Sometimes he would find himself in her lap, falling
asleep with
lefsa
in his mouth and the sun still bright outside.

“Why is the sun still out at night here? It's not in Chicago,” he asked one day, sitting at the table. “Is it because of the war?”

She shook her head and smiled. “No. God makes the days long in summer in the north so Norwegians have more time to get all their work done.”

“What's a Norwegian?”

She laughed. “Why you are, little one. You're my brave little Norwegian.” And she sang a song about a thousand Swedes who ran through the weeds with one Norwegian chasing them, and he didn't understand really what it meant but tried to hum along with her.

She sang a lot in that time when the two of them lived in the little house and most of his memories of then would have her singing. She sang short songs with a foreign sound, which he would find was Norwegian. She sang while she cooked, leaning over the stove with flour on her cheeks and in her hair, her eyes crinkled with smiles.

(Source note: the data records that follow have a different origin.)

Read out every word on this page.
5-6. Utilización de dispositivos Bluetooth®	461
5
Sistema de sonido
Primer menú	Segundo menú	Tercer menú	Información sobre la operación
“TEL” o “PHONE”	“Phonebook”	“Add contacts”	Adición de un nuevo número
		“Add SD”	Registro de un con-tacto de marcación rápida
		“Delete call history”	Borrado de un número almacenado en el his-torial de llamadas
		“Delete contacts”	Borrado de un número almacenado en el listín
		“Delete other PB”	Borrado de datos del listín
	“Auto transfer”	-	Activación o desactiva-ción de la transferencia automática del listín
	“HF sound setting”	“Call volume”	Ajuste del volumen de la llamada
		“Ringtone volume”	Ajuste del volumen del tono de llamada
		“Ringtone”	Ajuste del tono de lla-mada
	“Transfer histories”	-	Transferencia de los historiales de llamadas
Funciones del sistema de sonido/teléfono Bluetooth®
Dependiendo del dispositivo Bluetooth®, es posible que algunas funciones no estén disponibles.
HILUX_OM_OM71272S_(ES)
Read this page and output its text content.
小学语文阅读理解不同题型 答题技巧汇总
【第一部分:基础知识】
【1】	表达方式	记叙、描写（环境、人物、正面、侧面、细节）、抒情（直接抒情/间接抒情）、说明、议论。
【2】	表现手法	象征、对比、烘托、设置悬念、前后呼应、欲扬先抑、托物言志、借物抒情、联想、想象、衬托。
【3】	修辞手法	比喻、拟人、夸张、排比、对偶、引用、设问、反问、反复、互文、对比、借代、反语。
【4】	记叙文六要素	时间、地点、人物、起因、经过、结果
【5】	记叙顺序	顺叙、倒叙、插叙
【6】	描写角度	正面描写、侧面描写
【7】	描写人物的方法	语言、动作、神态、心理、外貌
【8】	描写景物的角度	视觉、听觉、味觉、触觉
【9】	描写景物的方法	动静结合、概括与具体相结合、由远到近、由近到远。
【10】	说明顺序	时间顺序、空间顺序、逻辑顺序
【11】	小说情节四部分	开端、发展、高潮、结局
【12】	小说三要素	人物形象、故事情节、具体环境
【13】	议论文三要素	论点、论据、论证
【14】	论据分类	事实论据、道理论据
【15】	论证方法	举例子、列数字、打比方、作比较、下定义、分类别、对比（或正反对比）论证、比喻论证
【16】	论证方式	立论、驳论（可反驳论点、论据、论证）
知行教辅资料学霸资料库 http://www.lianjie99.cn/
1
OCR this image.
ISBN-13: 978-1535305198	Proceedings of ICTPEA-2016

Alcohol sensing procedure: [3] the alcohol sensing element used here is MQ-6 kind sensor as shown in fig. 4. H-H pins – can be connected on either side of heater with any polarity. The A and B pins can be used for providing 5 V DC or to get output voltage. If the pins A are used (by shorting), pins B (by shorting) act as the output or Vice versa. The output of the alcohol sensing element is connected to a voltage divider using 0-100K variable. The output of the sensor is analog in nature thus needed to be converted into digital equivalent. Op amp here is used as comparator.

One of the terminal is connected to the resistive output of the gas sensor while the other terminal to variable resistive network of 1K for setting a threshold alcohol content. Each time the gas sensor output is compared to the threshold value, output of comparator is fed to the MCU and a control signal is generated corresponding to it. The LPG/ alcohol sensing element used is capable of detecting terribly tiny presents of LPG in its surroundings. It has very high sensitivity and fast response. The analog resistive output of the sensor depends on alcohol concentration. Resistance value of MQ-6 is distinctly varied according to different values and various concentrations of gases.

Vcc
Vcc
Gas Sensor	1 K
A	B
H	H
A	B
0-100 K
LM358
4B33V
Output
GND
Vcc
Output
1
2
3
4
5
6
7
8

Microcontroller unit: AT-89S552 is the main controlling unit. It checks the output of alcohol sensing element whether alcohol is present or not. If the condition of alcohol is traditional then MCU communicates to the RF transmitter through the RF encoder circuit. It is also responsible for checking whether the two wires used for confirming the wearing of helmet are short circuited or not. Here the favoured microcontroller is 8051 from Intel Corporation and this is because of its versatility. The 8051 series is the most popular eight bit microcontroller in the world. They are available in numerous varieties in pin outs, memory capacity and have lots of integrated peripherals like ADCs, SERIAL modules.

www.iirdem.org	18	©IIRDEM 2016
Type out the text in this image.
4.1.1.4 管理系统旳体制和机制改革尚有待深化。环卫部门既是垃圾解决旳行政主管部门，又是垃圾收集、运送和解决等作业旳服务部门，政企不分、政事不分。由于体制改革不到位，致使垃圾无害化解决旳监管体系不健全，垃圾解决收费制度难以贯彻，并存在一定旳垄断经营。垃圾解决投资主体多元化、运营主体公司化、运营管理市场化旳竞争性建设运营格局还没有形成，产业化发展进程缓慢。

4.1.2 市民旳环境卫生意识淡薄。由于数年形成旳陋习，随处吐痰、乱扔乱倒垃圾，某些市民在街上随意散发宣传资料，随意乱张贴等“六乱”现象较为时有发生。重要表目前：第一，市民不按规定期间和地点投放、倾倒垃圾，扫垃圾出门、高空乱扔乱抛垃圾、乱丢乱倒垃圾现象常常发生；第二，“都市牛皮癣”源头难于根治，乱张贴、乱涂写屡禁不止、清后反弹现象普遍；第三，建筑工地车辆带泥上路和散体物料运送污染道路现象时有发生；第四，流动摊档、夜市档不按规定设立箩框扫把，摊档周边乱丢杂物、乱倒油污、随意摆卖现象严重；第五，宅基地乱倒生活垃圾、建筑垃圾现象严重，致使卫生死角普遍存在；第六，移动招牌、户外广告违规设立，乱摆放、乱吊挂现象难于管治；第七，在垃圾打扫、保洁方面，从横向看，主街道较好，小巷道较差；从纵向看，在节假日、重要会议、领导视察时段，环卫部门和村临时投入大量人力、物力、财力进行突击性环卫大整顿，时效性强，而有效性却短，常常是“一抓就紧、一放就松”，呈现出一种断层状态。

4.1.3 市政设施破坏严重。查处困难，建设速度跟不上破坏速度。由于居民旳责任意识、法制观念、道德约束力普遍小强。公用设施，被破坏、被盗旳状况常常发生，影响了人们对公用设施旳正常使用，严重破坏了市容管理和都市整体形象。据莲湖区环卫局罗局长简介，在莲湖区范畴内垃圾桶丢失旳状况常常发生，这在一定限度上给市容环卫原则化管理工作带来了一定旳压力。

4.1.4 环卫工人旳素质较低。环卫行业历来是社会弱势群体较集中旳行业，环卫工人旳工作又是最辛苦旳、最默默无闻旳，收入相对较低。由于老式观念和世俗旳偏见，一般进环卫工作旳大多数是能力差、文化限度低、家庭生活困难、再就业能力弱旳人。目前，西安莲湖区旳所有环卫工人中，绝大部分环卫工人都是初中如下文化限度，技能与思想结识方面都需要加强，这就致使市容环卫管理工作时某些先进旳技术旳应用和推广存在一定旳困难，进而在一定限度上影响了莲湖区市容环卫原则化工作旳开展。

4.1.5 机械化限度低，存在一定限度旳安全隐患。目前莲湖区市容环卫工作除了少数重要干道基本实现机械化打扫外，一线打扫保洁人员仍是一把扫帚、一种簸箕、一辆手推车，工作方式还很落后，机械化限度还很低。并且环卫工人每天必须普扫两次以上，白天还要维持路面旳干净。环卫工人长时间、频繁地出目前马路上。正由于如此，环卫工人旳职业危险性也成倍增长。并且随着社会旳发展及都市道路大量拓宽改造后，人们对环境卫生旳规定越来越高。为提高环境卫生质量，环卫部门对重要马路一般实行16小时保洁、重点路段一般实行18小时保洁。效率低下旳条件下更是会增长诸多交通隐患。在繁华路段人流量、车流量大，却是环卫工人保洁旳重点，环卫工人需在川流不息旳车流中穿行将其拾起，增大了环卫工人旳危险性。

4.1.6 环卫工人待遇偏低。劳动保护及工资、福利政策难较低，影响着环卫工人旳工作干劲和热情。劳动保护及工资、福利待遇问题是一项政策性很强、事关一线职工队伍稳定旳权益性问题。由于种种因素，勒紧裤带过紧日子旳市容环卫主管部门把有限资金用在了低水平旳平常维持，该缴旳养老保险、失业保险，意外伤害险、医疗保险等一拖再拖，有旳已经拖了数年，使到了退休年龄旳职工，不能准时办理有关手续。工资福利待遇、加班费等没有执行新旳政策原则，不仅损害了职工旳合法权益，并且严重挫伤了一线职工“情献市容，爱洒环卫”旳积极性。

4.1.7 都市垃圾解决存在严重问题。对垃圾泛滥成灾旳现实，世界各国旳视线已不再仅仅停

One day she decided to hang new wallpaper in the
little bedroom and she made paste with flour and water and took out the wallpaper with the pretty flowers that she had ordered from Sears and Roebuck. A neighbor lady came to help. Her name was Clair and she was old like his grandmother and had the same lines by her eyes from smiling all the time. She brought a quart jar full of red liquid that she said was her special berry wine.

He had often seen his mother drinking beer in the Cozy Corner Bar in Chicago when she met with men. She'd have him stand on the bar and sing the “Mares eat oats and goats eat oats and little lambs eat ivy” song, which he always got wrong and sang, “Marzeedotes and goazeedotes and liddlamseetdivey.”

Everybody laughed when he sang and gave him drumsticks of Southern fried chicken and nickel bottles of Coca-Cola. He liked all that, but he didn't like what the drinking did to his mother.